Danny was a chef at Gramercy Tavern years ago, which is one of my favorite restaurants in New York, and apparently this recipe originally was one that he learned from then-head chef Tom Colicchio. Sign me up, please! Figs are glorious enough on their own, but they are transformed to a different kind of lusciousness in this chutney. What starts out as a colorful mosaic of purples and greens soon becomes something altogether different in a matter of minutes. The figs take on a burgundy hue when cooked down in port, while sliced shallots along with fragrant herbs and spices add another layer of flavor.
This chutney is a versatile player, complimenting both savory and sweet dishes, and it makes a lovely new addition to my fruit-and-cheese platters. Who needs cake anyway?

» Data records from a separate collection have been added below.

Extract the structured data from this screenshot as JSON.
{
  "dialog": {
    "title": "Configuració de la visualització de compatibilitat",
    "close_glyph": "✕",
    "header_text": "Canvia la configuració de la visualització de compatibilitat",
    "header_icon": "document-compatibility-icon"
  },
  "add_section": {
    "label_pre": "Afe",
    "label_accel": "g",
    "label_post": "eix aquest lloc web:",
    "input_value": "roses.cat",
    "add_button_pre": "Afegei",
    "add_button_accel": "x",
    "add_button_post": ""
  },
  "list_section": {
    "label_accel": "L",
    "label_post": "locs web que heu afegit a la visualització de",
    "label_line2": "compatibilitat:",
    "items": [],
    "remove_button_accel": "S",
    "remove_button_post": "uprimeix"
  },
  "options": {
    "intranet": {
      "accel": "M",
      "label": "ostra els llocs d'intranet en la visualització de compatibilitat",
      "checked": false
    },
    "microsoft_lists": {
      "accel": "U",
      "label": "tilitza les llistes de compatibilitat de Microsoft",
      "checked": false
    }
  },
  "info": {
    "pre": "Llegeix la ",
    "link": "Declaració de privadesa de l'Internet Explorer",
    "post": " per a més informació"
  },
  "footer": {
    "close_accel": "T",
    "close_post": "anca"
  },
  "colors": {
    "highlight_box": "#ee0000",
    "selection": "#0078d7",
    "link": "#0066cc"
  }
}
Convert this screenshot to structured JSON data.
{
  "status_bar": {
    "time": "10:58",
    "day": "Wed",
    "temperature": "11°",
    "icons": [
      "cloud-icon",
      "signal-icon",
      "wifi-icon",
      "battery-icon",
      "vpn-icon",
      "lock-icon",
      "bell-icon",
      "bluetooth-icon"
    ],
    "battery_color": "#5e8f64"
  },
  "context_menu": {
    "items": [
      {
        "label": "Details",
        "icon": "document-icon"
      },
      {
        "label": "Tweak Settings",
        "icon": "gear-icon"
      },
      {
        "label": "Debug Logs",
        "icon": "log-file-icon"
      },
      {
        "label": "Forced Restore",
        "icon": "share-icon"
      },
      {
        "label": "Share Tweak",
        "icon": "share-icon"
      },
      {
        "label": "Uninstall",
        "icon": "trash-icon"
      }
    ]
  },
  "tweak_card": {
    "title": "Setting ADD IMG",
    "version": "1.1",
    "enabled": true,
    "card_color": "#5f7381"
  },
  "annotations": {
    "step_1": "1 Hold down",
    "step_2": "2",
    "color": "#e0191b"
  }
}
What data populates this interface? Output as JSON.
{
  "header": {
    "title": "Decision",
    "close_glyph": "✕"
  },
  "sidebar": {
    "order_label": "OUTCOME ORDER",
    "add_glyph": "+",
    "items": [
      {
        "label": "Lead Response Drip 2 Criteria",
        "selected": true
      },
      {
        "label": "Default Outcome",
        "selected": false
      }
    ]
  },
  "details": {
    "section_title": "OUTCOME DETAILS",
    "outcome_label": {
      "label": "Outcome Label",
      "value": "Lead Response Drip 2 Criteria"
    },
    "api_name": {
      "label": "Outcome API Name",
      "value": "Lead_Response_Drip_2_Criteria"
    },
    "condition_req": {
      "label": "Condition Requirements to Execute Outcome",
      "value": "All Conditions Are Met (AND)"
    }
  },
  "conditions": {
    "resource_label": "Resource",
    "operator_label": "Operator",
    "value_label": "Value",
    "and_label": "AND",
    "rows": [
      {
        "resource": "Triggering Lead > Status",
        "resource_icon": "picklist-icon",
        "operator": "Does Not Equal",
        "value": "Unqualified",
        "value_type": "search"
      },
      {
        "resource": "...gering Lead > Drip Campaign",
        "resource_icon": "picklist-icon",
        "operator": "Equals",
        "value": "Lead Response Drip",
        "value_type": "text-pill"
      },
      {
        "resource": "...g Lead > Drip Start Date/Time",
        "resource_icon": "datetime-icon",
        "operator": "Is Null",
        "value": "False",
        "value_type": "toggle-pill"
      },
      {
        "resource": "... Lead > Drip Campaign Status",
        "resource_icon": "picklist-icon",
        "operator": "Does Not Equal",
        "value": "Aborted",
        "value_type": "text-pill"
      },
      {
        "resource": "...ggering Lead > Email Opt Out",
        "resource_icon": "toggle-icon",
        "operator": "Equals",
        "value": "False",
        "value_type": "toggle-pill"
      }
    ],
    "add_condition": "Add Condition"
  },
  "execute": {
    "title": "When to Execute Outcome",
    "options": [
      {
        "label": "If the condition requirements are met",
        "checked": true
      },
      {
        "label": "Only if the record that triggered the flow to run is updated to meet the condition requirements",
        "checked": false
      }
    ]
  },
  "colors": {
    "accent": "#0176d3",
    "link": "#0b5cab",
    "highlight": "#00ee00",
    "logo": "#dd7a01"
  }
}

One Year Ago: Marinated Goat Cheese with Lemon and Thyme
Two Years Ago: Softly Scrambled Eggs with Goat Cheese (AKA Christopher Walken and the Goat Cheese Souffle)
Adapted, barely, from a recipe in Gluten-Free Girl and The Chef, by Shauna James Ahern and Daniel Ahern.
In addition to being an excellent accompaniment to a cheese course, I can imagine that this chutney would be delicious over pork tenderloin or grilled chicken. The original recipe calls for Saigon cassia cinnamon, which is highly fragrant with a bit of gingery heat. If you can find this Vietnamese cassia cinnamon, now is the time to use it. I found a jar of it at Fairway, and I know that Penzeys Spices carries it too. But for those who might not have access to that, I’ve modified the recipe by adding a bit of ground ginger to replicate the spicy heat of the cassia cinnamon.
3 pints fresh figs (I used a combination of black mission and green figs)
1 tablespoon olive oil
2 large shallots, peeled and thinly sliced into rings
1 teaspoon fresh thyme leaves, chopped
½ teaspoon cinnamon
¼ teaspoon freshly grated nutmeg
¼ teaspoon ground ginger
Salt and pepper
1 cup ruby port
Remove the stems from the figs and cut them into quarters.
Heat the olive oil in a large skillet over low heat. Add the shallots and cook, stirring continually, until they have softened and are translucent, about 5 minutes. Add the fresh thyme, cinnamon, nutmeg and ginger, cooking for another minute until the mixture is toasty and fragrant. Season with a healthy pinch of salt and a few grinds of fresh pepper.
Add three-quarters of the fresh figs to the skillet and stir in the port. Raise the heat to medium and cook the mixture for about 15 minutes, stirring frequently, until the chutney begins to reduce and thicken. Add the remaining figs and cook for another 3 to 4 minutes.
Chill the chutney in a long shallow casserole dish so that it cools evenly. Makes approximately 2 cups.